High Barriers to Entry

The ever-talked about ‘network effects’ finally come into play. Whether it’s a necessity to raise substantial amount of capital, acquire land, or steal users, new entrants facing those with lots of any of that stuff make it challenging to put up a fight. 

iBuyer: This is unfortunately again both an advantage for incumbents, but also a disadvantaged to those that don’t rhyme with pillow. Why does big Z have a comfy advantage? They’ve already acquired and perfected the lead-flow. That’s not the hard part — just ask OpenDoor and others who have figured out the workflow portion well enough to get off the ground. Zillow also has substantial capital to play around with and a machine to monetize it’s site traffic. 

The Scorecard

Let’s tally this up. It’s not looking great for iBuyer economics. Again, there is so much here to discuss that we’ve not yet covered. What if agents choose to eliminate dissemination of listings to iBuyer sites? What if Amazon acquires OpenDoor?
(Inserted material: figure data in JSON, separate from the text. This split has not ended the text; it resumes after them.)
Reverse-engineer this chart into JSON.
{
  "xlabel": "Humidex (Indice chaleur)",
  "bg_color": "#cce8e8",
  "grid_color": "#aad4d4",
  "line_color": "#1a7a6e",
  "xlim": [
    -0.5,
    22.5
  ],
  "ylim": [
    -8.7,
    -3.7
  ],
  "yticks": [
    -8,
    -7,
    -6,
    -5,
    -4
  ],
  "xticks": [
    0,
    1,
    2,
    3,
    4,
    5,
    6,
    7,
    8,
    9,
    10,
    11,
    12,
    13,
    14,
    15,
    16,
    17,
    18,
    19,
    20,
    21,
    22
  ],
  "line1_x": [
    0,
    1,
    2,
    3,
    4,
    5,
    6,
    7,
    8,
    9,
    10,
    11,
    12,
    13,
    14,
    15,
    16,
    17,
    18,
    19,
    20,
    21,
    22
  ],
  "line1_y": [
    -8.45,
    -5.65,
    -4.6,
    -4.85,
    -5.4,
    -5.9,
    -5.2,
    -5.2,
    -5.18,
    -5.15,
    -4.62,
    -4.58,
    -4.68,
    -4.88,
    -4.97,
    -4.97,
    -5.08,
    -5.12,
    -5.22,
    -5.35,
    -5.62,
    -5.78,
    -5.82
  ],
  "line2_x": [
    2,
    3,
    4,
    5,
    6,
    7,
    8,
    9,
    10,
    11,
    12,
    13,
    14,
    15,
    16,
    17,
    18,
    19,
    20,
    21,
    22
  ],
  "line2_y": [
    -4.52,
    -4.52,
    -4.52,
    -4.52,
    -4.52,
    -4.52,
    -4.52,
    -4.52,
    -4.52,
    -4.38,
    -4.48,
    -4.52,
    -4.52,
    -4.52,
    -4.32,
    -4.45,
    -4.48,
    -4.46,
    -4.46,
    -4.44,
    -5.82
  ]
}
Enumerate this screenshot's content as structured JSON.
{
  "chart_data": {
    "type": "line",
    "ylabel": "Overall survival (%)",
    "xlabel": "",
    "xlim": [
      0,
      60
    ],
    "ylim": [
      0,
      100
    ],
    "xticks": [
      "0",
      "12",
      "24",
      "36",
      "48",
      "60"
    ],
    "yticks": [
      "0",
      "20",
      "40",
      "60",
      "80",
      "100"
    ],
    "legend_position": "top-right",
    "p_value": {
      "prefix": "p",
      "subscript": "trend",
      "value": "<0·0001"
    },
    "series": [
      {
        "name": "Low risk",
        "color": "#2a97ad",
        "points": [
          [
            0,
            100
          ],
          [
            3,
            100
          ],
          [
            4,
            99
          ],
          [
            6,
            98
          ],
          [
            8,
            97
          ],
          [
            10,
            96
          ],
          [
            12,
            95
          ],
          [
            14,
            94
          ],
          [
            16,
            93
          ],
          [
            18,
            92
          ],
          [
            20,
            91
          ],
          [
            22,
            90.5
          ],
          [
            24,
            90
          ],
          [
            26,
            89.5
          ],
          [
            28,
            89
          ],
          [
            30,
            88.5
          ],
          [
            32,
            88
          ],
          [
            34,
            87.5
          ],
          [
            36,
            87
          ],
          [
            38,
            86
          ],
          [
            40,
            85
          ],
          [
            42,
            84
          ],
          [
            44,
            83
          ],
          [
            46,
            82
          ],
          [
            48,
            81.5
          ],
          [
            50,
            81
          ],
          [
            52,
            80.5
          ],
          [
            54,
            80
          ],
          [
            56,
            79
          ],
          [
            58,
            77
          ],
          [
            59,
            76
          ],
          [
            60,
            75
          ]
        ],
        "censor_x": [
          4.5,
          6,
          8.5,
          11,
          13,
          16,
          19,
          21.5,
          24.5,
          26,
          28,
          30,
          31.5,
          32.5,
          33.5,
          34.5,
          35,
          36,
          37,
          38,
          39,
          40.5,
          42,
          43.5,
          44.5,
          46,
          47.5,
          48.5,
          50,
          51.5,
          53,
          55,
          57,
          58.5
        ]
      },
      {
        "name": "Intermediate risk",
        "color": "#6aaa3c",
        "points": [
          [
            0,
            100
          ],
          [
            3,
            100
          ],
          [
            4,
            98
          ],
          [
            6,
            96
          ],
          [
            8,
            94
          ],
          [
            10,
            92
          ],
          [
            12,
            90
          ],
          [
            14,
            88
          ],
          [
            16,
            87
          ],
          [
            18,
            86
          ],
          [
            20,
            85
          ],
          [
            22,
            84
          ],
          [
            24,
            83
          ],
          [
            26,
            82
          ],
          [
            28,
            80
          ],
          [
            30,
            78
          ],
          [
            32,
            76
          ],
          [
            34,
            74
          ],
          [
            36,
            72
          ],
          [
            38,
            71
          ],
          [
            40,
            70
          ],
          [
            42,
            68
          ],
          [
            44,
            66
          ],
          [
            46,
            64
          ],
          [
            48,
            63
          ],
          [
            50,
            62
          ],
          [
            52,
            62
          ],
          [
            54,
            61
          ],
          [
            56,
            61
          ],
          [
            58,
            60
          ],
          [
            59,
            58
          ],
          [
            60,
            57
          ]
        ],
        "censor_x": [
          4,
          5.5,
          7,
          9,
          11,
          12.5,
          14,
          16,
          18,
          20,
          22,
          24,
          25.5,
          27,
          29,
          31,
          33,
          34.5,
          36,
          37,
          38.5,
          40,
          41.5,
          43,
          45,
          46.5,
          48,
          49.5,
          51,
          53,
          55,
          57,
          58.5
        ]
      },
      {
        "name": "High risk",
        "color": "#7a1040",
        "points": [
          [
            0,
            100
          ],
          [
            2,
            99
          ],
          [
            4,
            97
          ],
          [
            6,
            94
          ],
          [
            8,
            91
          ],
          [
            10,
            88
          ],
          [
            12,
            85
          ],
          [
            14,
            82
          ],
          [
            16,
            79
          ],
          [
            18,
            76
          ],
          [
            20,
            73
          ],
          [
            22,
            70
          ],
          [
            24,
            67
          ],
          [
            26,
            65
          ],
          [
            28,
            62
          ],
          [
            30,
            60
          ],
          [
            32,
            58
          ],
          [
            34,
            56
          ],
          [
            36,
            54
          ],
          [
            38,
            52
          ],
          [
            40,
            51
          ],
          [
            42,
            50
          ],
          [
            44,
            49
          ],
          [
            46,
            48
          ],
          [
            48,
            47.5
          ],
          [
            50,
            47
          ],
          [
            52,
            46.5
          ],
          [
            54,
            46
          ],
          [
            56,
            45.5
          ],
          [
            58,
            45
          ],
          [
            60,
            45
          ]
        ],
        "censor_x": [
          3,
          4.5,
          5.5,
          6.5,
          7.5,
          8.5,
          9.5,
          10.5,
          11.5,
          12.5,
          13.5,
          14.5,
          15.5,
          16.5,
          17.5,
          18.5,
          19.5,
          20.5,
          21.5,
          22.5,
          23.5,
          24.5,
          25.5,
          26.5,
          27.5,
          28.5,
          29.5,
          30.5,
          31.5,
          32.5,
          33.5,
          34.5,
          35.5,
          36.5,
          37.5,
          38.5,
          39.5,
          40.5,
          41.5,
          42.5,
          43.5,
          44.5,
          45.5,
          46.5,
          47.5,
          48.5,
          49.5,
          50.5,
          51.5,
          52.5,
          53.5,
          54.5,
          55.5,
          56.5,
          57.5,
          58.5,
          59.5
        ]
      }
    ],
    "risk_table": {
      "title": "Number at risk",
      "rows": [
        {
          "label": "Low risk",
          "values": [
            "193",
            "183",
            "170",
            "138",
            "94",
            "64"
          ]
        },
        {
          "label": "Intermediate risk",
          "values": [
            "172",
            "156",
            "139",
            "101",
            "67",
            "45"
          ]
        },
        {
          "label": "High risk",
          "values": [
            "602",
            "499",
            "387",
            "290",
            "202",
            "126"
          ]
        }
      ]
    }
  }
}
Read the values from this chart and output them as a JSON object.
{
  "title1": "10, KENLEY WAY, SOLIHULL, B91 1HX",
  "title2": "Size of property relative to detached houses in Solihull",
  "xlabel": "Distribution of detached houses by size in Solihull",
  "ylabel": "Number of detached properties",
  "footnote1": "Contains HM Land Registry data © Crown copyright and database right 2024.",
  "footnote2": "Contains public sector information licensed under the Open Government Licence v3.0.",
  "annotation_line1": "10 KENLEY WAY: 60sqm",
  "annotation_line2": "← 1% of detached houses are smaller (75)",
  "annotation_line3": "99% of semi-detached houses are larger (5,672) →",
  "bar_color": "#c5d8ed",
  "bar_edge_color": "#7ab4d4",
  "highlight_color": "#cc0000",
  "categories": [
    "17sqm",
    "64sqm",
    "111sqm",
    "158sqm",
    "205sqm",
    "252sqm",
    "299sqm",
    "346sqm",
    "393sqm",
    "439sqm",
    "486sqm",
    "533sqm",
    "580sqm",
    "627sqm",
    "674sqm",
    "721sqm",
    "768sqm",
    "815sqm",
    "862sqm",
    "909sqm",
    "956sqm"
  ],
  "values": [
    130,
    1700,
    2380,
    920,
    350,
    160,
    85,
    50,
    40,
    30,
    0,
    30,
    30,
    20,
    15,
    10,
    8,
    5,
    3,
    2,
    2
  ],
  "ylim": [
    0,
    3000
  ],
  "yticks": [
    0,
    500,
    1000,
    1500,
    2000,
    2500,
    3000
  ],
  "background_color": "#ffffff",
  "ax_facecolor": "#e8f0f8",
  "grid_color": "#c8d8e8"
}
What if a recession hits and wipes out the cash accounts and strangles profit margins for long enough to bleed out the iBuyers? What if I’m flat our wrong?

Competitive Advantage Traditional Brokerage Zillow OpenDoor Other iBuyers
Real Product Differentiation Low High High High
Perceived Product Differentiation N/A High Low Very Low
Low Cost Low Low Low Low
High Switching Costs Low Low Low Low
High Barriers to Entry Low High Medium Medium

This is such an open-ended question because over the long term, if iBuyers are successful in taking sides of transactions, then traditional real estate brokerages and it’s agents lose. This eerily is familiar to the genesis story of Zillow — agents treated a consumer-facing portal and agents dismissed the threat of new entrants, instead of embracing the idea, and bang, Zillow was born and expanded wildly. Will this time around be different?

Zillow, OpenDoor, Redfin and others have carefully placed their offerings as compliments to agents, rather than substitutes, allowing agents to keep the mantra that “nothing will replace an agent through an (emotionally) complex process” going. As alternative offerings provide transparency, speed, ease, and data-driven tools to consumers, however, it’s harder to buy in that the advantage agents have with pocket listings, local insights, and negotiation skills will be maintained. This is especially true if iBuyer fees can successfully fall inline with agent commissions. 

The above has been an argument about what environment may persist that could kill iBuyers, but could it simply be the case that if agents continually ignore these threats and fail to improve their service offering throughout the transaction it will be a self-fulfilling prophecy that leads to agent-expertise being no longer required?